If you want to see the hardware and link status without loading the driver, to narrow it slightly with lower level debugging, then I suggest trying the following:

The following few commands without the driver should be able to let you see the link status (using pcimem or similar to read from BAR2), if you adjust them for your PCI device address:

sudo setpci -s 01:00.0 COMMAND=0x02;

#writes to enable CMAC port 0
sudo ~cneely/pcimem/pcimem /sys/devices/pci0000:00/0000:00:01.0/0000:01:00.0/resource2 0x8014 w 0x1;
sudo ~cneely/pcimem/pcimem /sys/devices/pci0000:00/0000:00:01.0/0000:01:00.0/resource2 0x800c w 0x1;

#Read the status CMAC RX status register twice:
sudo ~cneely/pcimem/pcimem /sys/devices/pci0000:00/0000:00:01.0/0000:01:00.0/resource2 0x8204;
sudo ~cneely/pcimem/pcimem /sys/devices/pci0000:00/0000:00:01.0/0000:01:00.0/resource2 0x8204;

The readback of status the second time should be 0x3, if the link is okay. If you see 0xC0, this usually means disconnected. The status bits are described in the CMAC product guide.

The status could help to indicate a problem with your generated open-nic-shell or cable connection.

If your card has two CMAC ports and if you built the design with two CMAC ports and two phys_func, then you should be able to test your cable by plugging into both ports on the card and checking the link status.

The base address for the CMAC port 1 is 0xC0000. So repeat the writes and reads for the corresponding addresses to see its link status. E.g. corresponding RX status is at 0xC204.

attdone commented 11 months ago

Hi @cneely-amd , I am facing similar issue, as I am not able to see the interface enp8s0f0 when I run the below commands. sudo setpci -s 08:00.0 COMMAND=0x02; sudo pcimem /sys/devices/pci0000:00/0000:00:01.0/0000:08:00.0/resource2 0x8014 w 0x1; sudo pcimem /sys/devices/pci0000:00/0000:00:01.0/0000:08:00.0/resource2 0x800c w 0x1;

sudo pcimem /sys/devices/pci0000:00/0000:00:01.0/0000:08:00.0/resource2 0x8204; sudo pcimem /sys/devices/pci0000:00/0000:00:01.0/0000:08:00.0/resource2 0x8204; ip a

If I try to use insmod onic.ko, then the interface is seen under ip a. But when I check the status 0x8204, the value shows 0xC0. Please let me know how I can debug further on this.

cneely-amd commented 11 months ago

Hi @attdone ,

The CMAC product guide describes the possible values for that register. "0xC0" is a value that typically occurs if there's no physical link detected.

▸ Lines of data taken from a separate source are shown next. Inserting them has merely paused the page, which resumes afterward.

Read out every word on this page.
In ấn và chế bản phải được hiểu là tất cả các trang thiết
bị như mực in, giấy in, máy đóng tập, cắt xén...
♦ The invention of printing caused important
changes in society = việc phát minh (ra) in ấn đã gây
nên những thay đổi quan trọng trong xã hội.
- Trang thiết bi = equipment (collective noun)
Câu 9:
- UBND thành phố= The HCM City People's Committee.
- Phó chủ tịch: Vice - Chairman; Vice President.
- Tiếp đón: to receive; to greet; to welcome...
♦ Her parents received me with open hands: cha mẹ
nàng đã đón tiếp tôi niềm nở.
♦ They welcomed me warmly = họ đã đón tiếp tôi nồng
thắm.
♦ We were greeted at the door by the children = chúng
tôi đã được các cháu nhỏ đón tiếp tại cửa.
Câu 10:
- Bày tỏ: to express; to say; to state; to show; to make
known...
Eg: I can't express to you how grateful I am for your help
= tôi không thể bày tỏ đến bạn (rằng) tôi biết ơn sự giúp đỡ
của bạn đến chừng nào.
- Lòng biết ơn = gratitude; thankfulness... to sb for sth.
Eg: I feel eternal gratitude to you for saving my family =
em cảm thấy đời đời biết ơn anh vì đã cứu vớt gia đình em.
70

A possible explanation and suggestion above was to experiment with disabling RS_FEC (enabled by default) and there is a kernel module parameter for the driver that you can use to disable it.

Best regards, --Chris

attdone commented 10 months ago

Hi, Thanks for the input. I tried to disable the RS_FEC in onic driver, But the device Link is not up even the physically QSFP is connected. $sudo ifconfig enp8s0 192.168.1.1 up $ sudo ethtool enp8s0 | grep Link Link detected: no

$ sudo pcimem /sys/devices/pci0000\:00/0000\:00\:01.0/0000\:08\:00.1/resource2 0x8204; /sys/devices/pci0000:00/0000:00:01.0/0000:08:00.1/resource2 opened. Target offset is 0x8204, page size is 4096 mmap(0, 4096, 0x3, 0x1, 3, 0x8204) PCI Memory mapped to address 0x7fbce7c62100. 0x8204: 0x000000C0

If I set the register 0x8090 (Loopback) and make the device up, the Link shows up. $ sudo pcimem /sys/devices/pci0000:00/0000:00:01.0/0000:08:00.0/resource2 0x8090 w 0x1; $ sudo ethtool enp8s0 | grep Link Link detected: yes

What changes to be made? Which register to be used?